In this study, two of the people who donated their brains had symptoms of both diseases and for these people, the researchers identified the same TAF15 aggregate structure in brain regions associated with motor neuron disease.
The presence of identical TAF15 clusters in two individuals with frontotemporal dementia and symptoms of motor neuron disease raises the possibility that TAF15 may play a role in both diseases, says Dr.
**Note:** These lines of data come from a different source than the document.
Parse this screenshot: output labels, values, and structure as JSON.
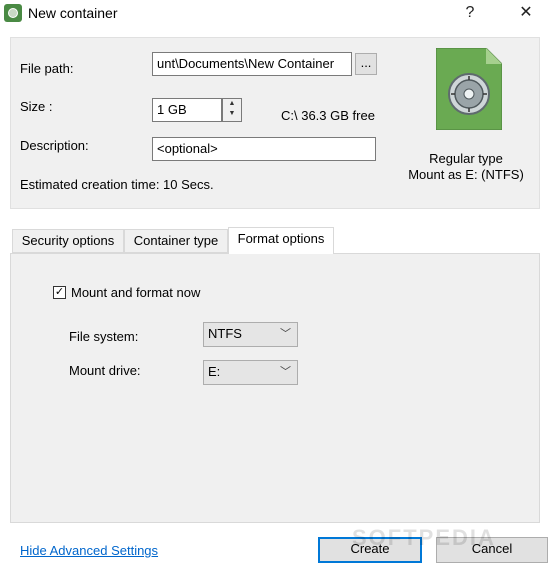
{
  "window": {
    "title": "New container",
    "help_label": "?",
    "close_label": "✕"
  },
  "form": {
    "file_path_label": "File path:",
    "file_path_value": "unt\\Documents\\New Container",
    "browse_label": "...",
    "size_label": "Size :",
    "size_value": "1 GB",
    "free_space": "C:\\ 36.3 GB free",
    "description_label": "Description:",
    "description_value": "<optional>",
    "estimated_time": "Estimated creation time: 10 Secs."
  },
  "container_info": {
    "type_text": "Regular type",
    "mount_text": "Mount as E: (NTFS)",
    "icon": "safe-file-icon"
  },
  "tabs": [
    {
      "label": "Security options",
      "active": false
    },
    {
      "label": "Container type",
      "active": false
    },
    {
      "label": "Format options",
      "active": true
    }
  ],
  "format_options": {
    "mount_format_label": "Mount and format now",
    "mount_format_checked": true,
    "file_system_label": "File system:",
    "file_system_value": "NTFS",
    "mount_drive_label": "Mount drive:",
    "mount_drive_value": "E:"
  },
  "footer": {
    "advanced_link": "Hide Advanced Settings",
    "create_label": "Create",
    "cancel_label": "Cancel"
  },
  "watermark": "SOFTPEDIA",
  "colors": {
    "accent": "#0078d7",
    "link": "#0066cc",
    "icon_green": "#4a8a44"
  }
}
Riskeldi-Falcon.
He added: “We are currently studying whether there is aberrant accumulation of TAF15 in people who only have motor neuron disease and do not have frontotemporal dementia.”
Dr Charlotte Durkin, Chair of the Molecular and Cellular Medicine Board at the Medical Research Council, said: “Decades of world-leading research at the MRC Molecular Biology Laboratory led to the development of advanced cryo-electron microscopy, which won Dr Richard Henderson the 2017 Nobel Prize.
He added: This latest study, which identifies a protein associated with a type of frontotemporal dementia, continues our center’s success in elucidating protein structures associated with dementia by advanced cryo-electron microscopy.
In the end, he said: knowing the identity and main structure of these fibers in this rare form of early dementia is crucial for the development of early diagnostic tests and drugs to combat their formation.
The study was funded and supported by the Medical Research Council, Alzheimer’s Research England, the US National Institutes of Health, the Alzheimer’s Association, the Frontotemporal Dementia Association, and the Swiss National Science Foundation.